Labuan FSA has also signed the multilateral convention agreement with the European Securities and Markets Authority to strengthen investor protection and cooperation between jurisdictions.
The Labuan FSA does not intend to rest on its laurels. The regulatory authority intends to continue enhancing Labuans legislative framework to be on a par with international standards, as it positions the Labuan IBFC "as a mid-shore jurisdiction with a robust regulatory framework and the flexibility and competitiveness of an international financial center."
The Authority will also continue to pursue greater cross-border supervision cooperation network with other regulators.

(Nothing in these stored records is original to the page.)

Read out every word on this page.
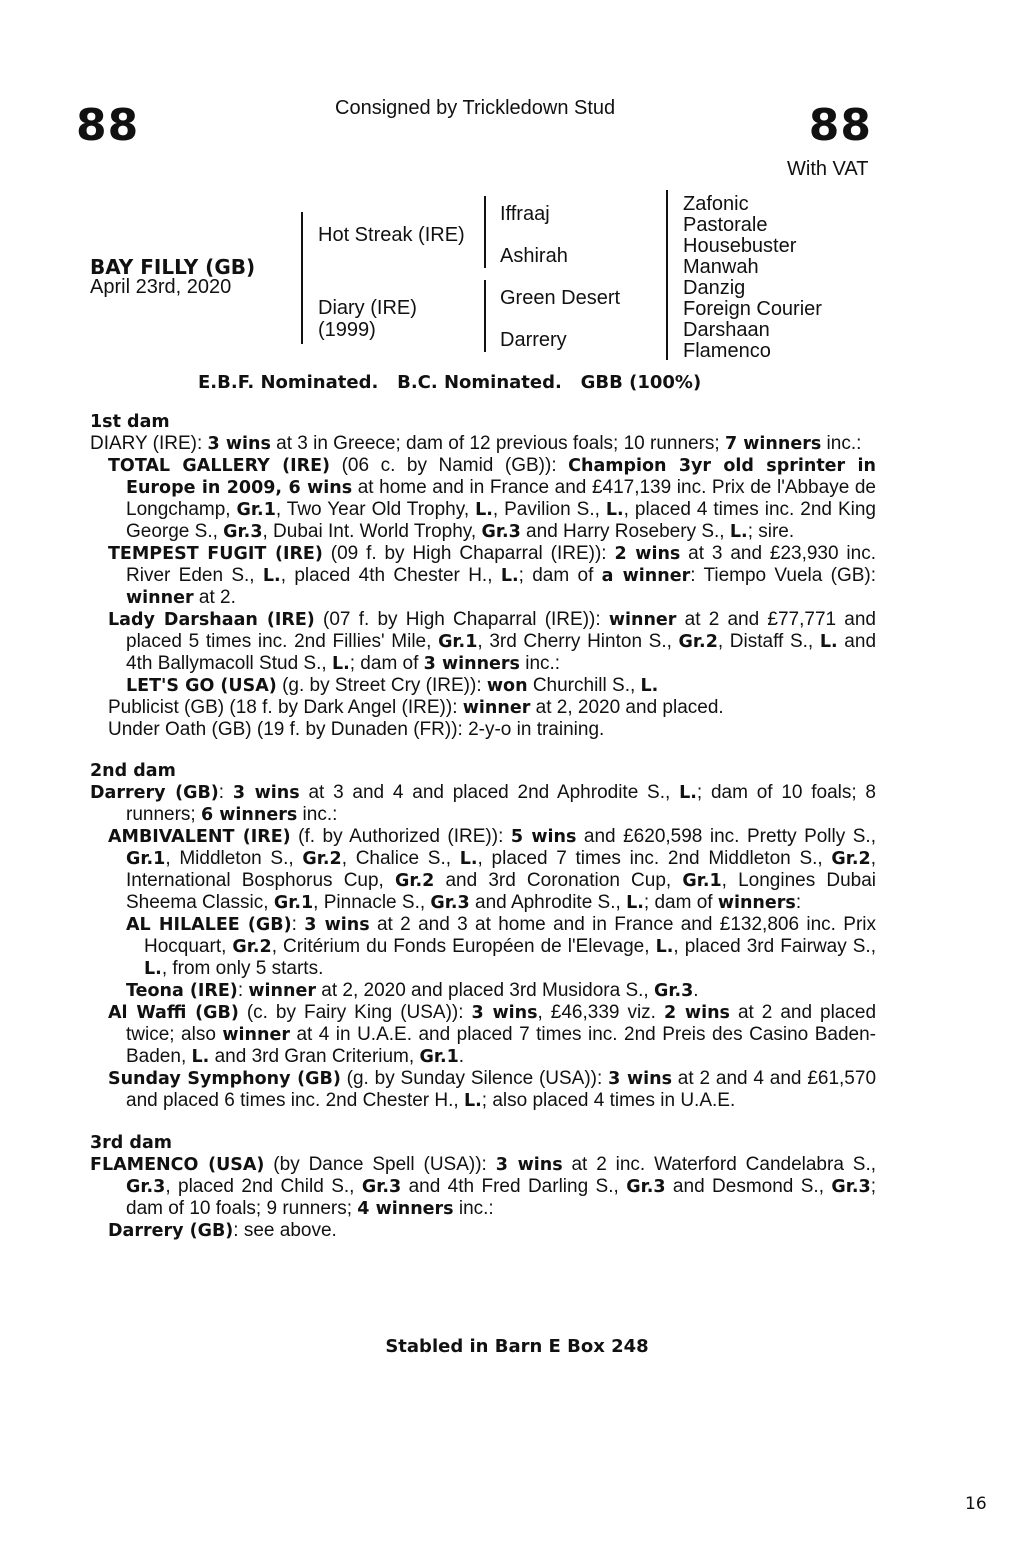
88	Consigned by Trickledown Stud	88
With VAT
BAY FILLY (GB)
April 23rd, 2020
Hot Streak (IRE)
Diary (IRE)
(1999)
Iffraaj
Ashirah
Green Desert
Darrery
Zafonic
Pastorale
Housebuster
Manwah
Danzig
Foreign Courier
Darshaan
Flamenco
E.B.F. Nominated.   B.C. Nominated.   GBB (100%)
1st dam
DIARY (IRE): 3 wins at 3 in Greece; dam of 12 previous foals; 10 runners; 7 winners inc.:
TOTAL GALLERY (IRE) (06 c. by Namid (GB)): Champion 3yr old sprinter in Europe in 2009, 6 wins at home and in France and £417,139 inc. Prix de l'Abbaye de Longchamp, Gr.1, Two Year Old Trophy, L., Pavilion S., L., placed 4 times inc. 2nd King George S., Gr.3, Dubai Int. World Trophy, Gr.3 and Harry Rosebery S., L.; sire.
TEMPEST FUGIT (IRE) (09 f. by High Chaparral (IRE)): 2 wins at 3 and £23,930 inc. River Eden S., L., placed 4th Chester H., L.; dam of a winner: Tiempo Vuela (GB): winner at 2.
Lady Darshaan (IRE) (07 f. by High Chaparral (IRE)): winner at 2 and £77,771 and placed 5 times inc. 2nd Fillies' Mile, Gr.1, 3rd Cherry Hinton S., Gr.2, Distaff S., L. and 4th Ballymacoll Stud S., L.; dam of 3 winners inc.:
LET'S GO (USA) (g. by Street Cry (IRE)): won Churchill S., L.
Publicist (GB) (18 f. by Dark Angel (IRE)): winner at 2, 2020 and placed.
Under Oath (GB) (19 f. by Dunaden (FR)): 2-y-o in training.
2nd dam
Darrery (GB): 3 wins at 3 and 4 and placed 2nd Aphrodite S., L.; dam of 10 foals; 8 runners; 6 winners inc.:
AMBIVALENT (IRE) (f. by Authorized (IRE)): 5 wins and £620,598 inc. Pretty Polly S., Gr.1, Middleton S., Gr.2, Chalice S., L., placed 7 times inc. 2nd Middleton S., Gr.2, International Bosphorus Cup, Gr.2 and 3rd Coronation Cup, Gr.1, Longines Dubai Sheema Classic, Gr.1, Pinnacle S., Gr.3 and Aphrodite S., L.; dam of winners:
AL HILALEE (GB): 3 wins at 2 and 3 at home and in France and £132,806 inc. Prix Hocquart, Gr.2, Critérium du Fonds Européen de l'Elevage, L., placed 3rd Fairway S., L., from only 5 starts.
Teona (IRE): winner at 2, 2020 and placed 3rd Musidora S., Gr.3.
Al Waffi (GB) (c. by Fairy King (USA)): 3 wins, £46,339 viz. 2 wins at 2 and placed twice; also winner at 4 in U.A.E. and placed 7 times inc. 2nd Preis des Casino Baden-Baden, L. and 3rd Gran Criterium, Gr.1.
Sunday Symphony (GB) (g. by Sunday Silence (USA)): 3 wins at 2 and 4 and £61,570 and placed 6 times inc. 2nd Chester H., L.; also placed 4 times in U.A.E.
3rd dam
FLAMENCO (USA) (by Dance Spell (USA)): 3 wins at 2 inc. Waterford Candelabra S., Gr.3, placed 2nd Child S., Gr.3 and 4th Fred Darling S., Gr.3 and Desmond S., Gr.3; dam of 10 foals; 9 runners; 4 winners inc.:
Darrery (GB): see above.
Stabled in Barn E Box 248
16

"Strategic initiatives going forward would continue to focus on harnessing and improving the financial eco-system of Labuan IBFC to enable different investors to thrive in a conducive and facilitative business environment, without compromising high professionalism and healthy market conduct practices," Director General Ahmad Hizzad Baharuddin explained in the regulators annual report.
Balancing the needs of international investors against demands for ever tighter transparency standards is going to be tricky tight rope to walk. But on the evidence of its results so far, Labuans status as an offshore financial centre of repute looks reasonably secure.